A. La requalification de la demande en provision
Le demandeur avait formulé une demande de « condamnation » à une somme de 322 920 euros, sans la qualifier de provision. Le juge des référés relève cette anomalie : « il sera constaté que la société TREBISOL formule une demande de condamnation de Monsieur [W] [B] à une somme non provisionnelle de 322.920 euros alors que le juge des référés ne peut prononcer de condamnation au fond ».
L’article 835 alinéa 2 du code de procédure civile ne permet au président du tribunal judiciaire d’accorder qu’une « provision » lorsque l’existence de l’obligation n’est pas sérieusement contestable. Le juge des référés est « le juge de l’évidence » dont les pouvoirs sont « limités par le caractère provisoire des mesures qu’il peut prendre ». Une condamnation définitive excéderait ses pouvoirs.
Le juge procède néanmoins à une interprétation favorable de la demande : « dans la mesure où la société TREBISOL fonde sa demande sur l’article 835 alinéa 2 du code de procédure, celle-ci sera interprétée comme une demande de provision ». Cette requalification illustre le principe selon lequel le juge n’est pas tenu par la dénomination donnée par les parties à leurs prétentions. Elle permet d’éviter un rejet pour excès de pouvoir tout en respectant les limites de la compétence du juge des référés.

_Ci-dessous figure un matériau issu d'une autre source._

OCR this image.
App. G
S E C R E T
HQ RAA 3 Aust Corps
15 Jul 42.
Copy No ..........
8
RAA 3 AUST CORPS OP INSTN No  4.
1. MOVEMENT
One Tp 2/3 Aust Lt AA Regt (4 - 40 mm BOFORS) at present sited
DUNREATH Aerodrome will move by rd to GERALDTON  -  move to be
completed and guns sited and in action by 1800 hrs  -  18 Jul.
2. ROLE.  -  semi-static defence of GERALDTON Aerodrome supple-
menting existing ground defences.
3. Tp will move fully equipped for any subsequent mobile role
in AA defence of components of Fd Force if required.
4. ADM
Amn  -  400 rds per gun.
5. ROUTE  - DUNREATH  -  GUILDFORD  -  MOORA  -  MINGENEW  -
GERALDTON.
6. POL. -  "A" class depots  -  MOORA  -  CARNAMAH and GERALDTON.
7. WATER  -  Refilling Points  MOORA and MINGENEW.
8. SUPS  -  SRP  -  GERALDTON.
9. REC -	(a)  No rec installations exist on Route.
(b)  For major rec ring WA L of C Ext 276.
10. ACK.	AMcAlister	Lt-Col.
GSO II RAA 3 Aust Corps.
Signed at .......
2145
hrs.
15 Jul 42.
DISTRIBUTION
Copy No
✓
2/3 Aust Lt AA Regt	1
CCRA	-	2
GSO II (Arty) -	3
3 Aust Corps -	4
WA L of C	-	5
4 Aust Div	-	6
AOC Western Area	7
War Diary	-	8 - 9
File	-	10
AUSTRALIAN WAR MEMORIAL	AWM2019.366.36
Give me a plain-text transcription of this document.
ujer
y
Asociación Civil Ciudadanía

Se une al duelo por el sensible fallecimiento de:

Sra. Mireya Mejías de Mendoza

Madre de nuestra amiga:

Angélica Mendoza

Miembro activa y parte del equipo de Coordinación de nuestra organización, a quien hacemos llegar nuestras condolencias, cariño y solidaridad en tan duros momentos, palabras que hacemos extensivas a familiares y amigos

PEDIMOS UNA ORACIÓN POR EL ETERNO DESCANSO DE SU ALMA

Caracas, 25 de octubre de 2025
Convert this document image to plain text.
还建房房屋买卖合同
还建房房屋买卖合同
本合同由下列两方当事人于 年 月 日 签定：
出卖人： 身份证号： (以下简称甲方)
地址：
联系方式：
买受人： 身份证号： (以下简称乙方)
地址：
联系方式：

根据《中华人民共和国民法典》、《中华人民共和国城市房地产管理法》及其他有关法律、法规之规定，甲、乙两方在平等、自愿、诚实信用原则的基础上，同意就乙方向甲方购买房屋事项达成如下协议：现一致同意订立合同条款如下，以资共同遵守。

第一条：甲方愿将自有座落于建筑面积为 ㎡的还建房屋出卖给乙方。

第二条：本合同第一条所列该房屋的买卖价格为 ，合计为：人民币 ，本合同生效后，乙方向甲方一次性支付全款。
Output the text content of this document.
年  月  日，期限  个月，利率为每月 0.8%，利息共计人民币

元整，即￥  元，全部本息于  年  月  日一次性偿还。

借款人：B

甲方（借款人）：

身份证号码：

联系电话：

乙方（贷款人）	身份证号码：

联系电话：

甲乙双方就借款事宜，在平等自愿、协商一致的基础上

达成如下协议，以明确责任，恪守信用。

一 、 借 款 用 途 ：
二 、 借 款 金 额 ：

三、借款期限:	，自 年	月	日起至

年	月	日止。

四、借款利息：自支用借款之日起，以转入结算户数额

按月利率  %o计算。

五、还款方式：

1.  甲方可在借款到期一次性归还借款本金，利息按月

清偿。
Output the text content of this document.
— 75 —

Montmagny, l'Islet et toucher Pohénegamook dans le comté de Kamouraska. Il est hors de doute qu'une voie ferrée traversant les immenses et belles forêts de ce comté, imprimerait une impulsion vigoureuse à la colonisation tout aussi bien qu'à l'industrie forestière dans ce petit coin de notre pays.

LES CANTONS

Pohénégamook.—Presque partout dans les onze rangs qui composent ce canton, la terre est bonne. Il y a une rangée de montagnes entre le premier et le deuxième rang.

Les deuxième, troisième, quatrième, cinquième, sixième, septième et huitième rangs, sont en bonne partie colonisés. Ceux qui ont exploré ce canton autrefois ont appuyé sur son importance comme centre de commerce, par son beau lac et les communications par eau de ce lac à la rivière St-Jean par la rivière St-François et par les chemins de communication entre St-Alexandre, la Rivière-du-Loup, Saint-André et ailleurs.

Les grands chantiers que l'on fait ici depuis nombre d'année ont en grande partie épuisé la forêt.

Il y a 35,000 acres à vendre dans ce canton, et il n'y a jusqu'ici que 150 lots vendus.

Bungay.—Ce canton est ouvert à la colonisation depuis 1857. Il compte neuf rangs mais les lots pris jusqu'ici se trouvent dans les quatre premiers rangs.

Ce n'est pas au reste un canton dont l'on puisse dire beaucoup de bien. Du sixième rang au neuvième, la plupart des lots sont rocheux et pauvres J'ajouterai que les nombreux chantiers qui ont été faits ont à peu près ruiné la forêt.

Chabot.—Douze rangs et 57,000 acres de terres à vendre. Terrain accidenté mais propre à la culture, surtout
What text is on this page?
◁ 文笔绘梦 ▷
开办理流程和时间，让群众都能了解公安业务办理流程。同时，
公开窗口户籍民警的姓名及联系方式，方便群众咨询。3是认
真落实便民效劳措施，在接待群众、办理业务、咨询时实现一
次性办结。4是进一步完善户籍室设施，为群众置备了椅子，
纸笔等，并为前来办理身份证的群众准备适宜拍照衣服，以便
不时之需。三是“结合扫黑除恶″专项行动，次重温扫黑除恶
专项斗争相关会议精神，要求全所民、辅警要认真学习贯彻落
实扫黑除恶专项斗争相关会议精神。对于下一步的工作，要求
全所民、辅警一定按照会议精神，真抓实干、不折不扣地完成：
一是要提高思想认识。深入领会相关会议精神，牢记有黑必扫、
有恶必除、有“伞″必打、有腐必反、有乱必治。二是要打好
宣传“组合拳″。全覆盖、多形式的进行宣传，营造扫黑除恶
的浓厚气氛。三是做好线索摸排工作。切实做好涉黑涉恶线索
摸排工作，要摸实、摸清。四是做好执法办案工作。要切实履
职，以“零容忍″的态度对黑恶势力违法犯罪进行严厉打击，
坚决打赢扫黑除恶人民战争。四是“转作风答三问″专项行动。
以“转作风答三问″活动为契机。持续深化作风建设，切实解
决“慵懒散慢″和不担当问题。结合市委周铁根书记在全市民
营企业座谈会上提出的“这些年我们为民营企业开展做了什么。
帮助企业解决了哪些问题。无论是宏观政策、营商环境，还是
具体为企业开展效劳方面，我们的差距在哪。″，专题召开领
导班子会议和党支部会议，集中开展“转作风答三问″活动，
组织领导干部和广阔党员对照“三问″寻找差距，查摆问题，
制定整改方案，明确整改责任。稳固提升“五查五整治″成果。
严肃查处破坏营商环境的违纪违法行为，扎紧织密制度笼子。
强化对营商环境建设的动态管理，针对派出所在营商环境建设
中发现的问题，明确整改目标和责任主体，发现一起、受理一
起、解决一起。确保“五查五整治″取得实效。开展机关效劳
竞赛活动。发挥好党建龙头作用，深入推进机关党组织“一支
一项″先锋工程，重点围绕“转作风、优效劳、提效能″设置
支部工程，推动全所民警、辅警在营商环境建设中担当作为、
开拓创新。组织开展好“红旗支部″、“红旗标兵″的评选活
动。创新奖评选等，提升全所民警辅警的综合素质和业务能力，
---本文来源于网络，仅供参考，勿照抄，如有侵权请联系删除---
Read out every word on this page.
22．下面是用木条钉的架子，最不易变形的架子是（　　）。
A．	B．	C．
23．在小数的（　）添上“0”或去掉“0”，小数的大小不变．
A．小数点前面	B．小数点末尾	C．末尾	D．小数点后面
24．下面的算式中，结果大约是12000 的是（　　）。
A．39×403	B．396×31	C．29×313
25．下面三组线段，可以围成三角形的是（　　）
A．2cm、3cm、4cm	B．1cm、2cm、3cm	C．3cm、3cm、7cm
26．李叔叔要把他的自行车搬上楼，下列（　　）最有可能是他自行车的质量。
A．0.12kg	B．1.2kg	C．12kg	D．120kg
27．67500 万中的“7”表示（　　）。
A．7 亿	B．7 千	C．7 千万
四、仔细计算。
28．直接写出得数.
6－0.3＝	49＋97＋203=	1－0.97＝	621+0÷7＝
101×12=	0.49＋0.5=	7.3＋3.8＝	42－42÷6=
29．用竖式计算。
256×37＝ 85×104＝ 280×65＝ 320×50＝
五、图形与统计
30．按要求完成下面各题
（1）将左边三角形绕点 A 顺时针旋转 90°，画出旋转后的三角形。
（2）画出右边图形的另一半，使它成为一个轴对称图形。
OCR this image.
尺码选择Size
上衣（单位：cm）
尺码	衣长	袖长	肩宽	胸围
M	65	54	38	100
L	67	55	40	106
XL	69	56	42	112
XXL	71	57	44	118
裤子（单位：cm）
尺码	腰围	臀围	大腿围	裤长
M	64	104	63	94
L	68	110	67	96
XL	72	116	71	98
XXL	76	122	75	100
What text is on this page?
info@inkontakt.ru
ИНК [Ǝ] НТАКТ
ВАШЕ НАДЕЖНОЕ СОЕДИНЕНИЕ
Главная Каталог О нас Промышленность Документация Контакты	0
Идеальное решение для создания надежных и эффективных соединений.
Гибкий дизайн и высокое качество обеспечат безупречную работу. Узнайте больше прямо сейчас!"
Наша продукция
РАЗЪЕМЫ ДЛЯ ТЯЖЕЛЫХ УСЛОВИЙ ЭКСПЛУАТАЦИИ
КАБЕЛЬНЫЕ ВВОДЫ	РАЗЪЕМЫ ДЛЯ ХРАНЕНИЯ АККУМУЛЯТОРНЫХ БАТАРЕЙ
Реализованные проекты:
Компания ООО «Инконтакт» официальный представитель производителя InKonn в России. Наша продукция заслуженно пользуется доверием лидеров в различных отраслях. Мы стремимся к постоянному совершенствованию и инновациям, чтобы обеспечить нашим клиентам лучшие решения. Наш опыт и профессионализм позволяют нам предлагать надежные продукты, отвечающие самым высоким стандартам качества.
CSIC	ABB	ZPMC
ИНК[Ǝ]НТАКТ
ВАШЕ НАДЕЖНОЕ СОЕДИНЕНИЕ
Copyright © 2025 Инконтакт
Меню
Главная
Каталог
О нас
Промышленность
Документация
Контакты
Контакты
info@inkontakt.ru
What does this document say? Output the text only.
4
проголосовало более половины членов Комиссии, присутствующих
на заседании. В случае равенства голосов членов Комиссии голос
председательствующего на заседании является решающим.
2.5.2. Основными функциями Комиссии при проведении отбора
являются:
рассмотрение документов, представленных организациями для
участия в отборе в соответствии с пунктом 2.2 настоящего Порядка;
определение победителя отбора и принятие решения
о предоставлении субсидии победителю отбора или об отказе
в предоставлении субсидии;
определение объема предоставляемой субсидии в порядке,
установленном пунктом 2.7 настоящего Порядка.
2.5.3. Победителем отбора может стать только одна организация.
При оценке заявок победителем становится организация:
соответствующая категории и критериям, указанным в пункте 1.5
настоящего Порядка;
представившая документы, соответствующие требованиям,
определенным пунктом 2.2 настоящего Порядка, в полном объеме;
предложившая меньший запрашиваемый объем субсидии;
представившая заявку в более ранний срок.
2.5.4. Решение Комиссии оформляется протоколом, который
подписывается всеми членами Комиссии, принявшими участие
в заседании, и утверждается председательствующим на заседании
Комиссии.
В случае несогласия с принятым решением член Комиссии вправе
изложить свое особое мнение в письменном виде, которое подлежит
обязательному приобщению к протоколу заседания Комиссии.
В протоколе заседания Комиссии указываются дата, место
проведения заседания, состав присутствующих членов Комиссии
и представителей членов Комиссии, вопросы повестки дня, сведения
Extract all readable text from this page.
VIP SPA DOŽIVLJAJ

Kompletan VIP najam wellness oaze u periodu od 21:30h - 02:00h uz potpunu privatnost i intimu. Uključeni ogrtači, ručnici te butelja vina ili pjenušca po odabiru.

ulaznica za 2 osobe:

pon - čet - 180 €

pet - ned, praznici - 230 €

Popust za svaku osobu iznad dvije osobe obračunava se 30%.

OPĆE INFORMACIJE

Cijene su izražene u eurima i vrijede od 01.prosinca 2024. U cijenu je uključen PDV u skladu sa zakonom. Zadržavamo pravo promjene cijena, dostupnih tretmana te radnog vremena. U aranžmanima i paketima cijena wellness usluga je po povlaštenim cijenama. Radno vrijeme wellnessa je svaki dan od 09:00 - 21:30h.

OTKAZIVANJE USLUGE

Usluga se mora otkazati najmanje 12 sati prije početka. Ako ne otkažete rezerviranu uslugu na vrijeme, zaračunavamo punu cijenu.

B. L’appréciation de l’absence de contestation sérieuse
Le juge des référés vérifie que « l’obligation de Monsieur [W] [B] de payer à la SARL TREBISOL la somme de 322 907,77 euros […] ne se heurte ainsi à aucune contestation sérieuse ». Cette appréciation repose sur plusieurs éléments convergents.
Le titre du créancier est établi par le jugement du 24 novembre 2023 qui a fixé la créance au passif de la procédure collective. Ce jugement, signifié et devenu définitif, constitue un « titre incontestable » au sens de la jurisprudence. Le caractère social de la dette résulte de la nature même de la créance, née de travaux réalisés pour le compte de la société civile immobilière.
La qualité d’associé du défendeur et sa quote-part dans le capital sont établies par les statuts et l’extrait KBIS produits aux débats. Le défaut de comparution du défendeur, qui n’a soulevé aucune contestation, conforte l’évidence de l’obligation. Le juge applique l’article 472 du code de procédure civile selon lequel il « ne fait droit à la demande que dans la mesure où il l’estime régulière, recevable et bien fondée », mais l’absence de contestation ne dispense pas le créancier de sa charge probatoire.
Cette ordonnance confirme que le mécanisme de l’article 1857 du code civil peut être efficacement mis en œuvre par la voie du référé-provision lorsque la société débitrice est en liquidation judiciaire. Elle rappelle aux associés de sociétés civiles que leur responsabilité indéfinie n’est pas théorique et que la déclaration de créance par un créancier social ouvre la voie à des poursuites directes, sans attendre la clôture de la procédure collective.